Tomás Romero Tolentino
El hombre que escucha a las sombras hablar
Fíjate que una vez —porque así empiezan las historias que valen la pena— un niño llamado Tomás escuchó a su padre contarle cosas que parecían venir del otro lado del tiempo. Eran noches de luz escasa, apenas una vela que temblaba como si también quisiera oír mejor. Afuera, el campo respiraba lento y la oscuridad tenía pasos suaves.
En ese pequeño círculo de luz, donde la palabra todavía era fogata y la familia una tribu alrededor del candil, Tomás Romero Tolentino aprendió que antes de escribir, uno debe escuchar. Y escuchar hondo: los silencios, las pausas, los suspiros, el rumor de la tierra cuando se acomoda para dormir.
Años después, cuando los vecinos le decían “Tomasito”, cuando Santa Tecla ya tenía otras luces y otros ruidos, él siguió cuidando esa manera antigua de mirar el mundo: como quien sabe que detrás de cada anécdota hay un latido, detrás de cada risa un cansancio, detrás de cada historia una familia que intenta no olvidar.

Una vida escrita con tiza, periódico y guitarra
Antes de saberse poeta, Tomás fue vendedor de periódicos. Caminaba la capital con los titulares bajo el brazo, como quien carga noticias que aún no son suyas pero ya sabe que un día lo serán. En cada rostro vio un cuento no contado; en cada esquina, una escena que esperaba ser rescatada del olvido.
Luego vinieron los años de música, de caminos polvorientos junto al grupo Yancuic Taneci, de noches donde la guitarra era brújula y el folclor una manera de decir: “esto somos, esto sentimos, esto recordamos”.
En Jardines del Volcán descubrió otra forma de arte: la alegría. Allí nació “Farolito”, el payaso cristiano que hacía reír a los niños como si las carcajadas fueran un idioma espiritual. Tomás no cobraba. ¿Cómo ponerle precio a una risa que ilumina?

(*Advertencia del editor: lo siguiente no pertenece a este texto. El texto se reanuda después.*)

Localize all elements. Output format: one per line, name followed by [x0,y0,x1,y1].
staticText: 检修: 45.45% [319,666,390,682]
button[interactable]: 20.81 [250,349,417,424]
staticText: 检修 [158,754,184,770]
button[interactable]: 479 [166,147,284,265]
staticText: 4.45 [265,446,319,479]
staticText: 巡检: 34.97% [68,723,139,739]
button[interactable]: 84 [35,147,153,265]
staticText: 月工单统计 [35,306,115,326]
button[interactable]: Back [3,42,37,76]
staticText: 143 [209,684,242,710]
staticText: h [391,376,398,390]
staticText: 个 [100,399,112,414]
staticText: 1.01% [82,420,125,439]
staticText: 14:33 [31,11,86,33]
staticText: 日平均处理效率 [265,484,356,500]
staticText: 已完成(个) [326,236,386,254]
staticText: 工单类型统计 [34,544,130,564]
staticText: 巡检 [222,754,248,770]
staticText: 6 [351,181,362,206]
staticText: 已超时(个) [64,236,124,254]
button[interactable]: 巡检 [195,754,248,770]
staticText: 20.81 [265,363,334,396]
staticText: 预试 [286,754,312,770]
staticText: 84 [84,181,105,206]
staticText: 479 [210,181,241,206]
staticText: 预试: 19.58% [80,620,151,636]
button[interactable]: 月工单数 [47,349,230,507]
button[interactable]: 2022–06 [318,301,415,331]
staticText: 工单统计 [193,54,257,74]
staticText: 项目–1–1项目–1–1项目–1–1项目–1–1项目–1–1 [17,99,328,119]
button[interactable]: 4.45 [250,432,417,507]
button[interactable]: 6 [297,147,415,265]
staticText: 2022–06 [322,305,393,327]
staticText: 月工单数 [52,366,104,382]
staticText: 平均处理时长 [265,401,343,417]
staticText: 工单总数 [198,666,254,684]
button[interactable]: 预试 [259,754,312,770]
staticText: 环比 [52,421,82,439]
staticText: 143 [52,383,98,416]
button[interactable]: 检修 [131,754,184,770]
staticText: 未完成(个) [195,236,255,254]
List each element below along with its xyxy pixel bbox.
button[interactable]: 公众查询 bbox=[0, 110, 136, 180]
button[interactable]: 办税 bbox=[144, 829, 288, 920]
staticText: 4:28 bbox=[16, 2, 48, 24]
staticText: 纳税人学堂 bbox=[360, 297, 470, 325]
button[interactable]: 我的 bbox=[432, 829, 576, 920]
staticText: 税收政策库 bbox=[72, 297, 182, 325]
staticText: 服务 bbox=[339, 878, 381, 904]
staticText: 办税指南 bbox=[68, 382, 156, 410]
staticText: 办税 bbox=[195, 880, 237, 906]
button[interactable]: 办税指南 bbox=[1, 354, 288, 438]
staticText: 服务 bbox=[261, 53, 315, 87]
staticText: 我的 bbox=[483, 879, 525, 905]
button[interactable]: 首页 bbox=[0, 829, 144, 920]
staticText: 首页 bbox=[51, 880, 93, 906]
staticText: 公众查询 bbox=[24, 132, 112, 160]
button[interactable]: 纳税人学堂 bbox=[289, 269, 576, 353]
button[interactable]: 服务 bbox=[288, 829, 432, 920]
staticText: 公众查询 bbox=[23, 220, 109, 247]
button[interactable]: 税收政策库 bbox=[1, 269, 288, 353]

El pastor que predica como quien cuenta un secreto
Con el tiempo, el púlpito lo encontró a él. No fue un llamado estridente, sino un murmullo parecido al de aquellas noches con su padre. Hoy Tomás predica como quien corre una cortina suave: revelando apenas lo necesario, dejando que el resto lo llene el Espíritu y la experiencia.

Su voz, sin embargo, no predica sola. A veces la acompaña un poema, otras un cuento de barrio, o una frase que cae como moneda antigua en la memoria del oyente. Hay días en que su sermón se vuelve risa, y la risa, bendición.
Él mismo se nombra poeta del tinglado popular, un título que no cabe en ninguna academia pero sí en los parques, en los mercados, en las plazas donde la gente se reúne a pulir el alma sin darse cuenta.
“Fíjate que una vez…”: el libro que enciende la vela otra vez
Su nuevo libro, “Fíjate que una vez…”, no es un libro: es una mesa de madera donde alguien vuelve a encender la vela. Son relatos que huelen a maíz, a calle mojada, a patio con gallinas, a chistes que se contaban para espantar el miedo.

Tomás no inventa historias: las rescata. Las saca del bolsillo de la memoria y les sopla el polvo de los años. En cada página hay un guiño a su padre, a su barrio, a su Santa Tecla de voces largas y pasos cortos.
Leer este libro es volver a sentarse donde empieza la familia: donde alguien dice “fíjate que una vez…” y todos se acomodan, porque saben que lo que viene no es solo cuento, es identidad.
El legado de un hombre que nunca dejó de oír
A los sesenta y tantos, Tomás Romero Tolentino sigue caminando despacio, no por cansancio, sino porque quien camina despacio oye mejor. Y él no quiere perderse nada: ni el grito de un vendedor, ni el suspiro de un anciano, ni el ladrido de un chucho que podría ser personaje de su próximo relato.

Su vida entera es una ofrenda a la memoria: la memoria personal, la memoria colectiva, la memoria espiritual. Y en cada cuento, en cada sermón, en cada acto de servicio, Tomás vuelve a encender aquella vela que lo alumbró de niño.
Porque hay personas que no solo cuentan historias: son historias. Y Tomás, sin querer, se volvió una de las más hermosas.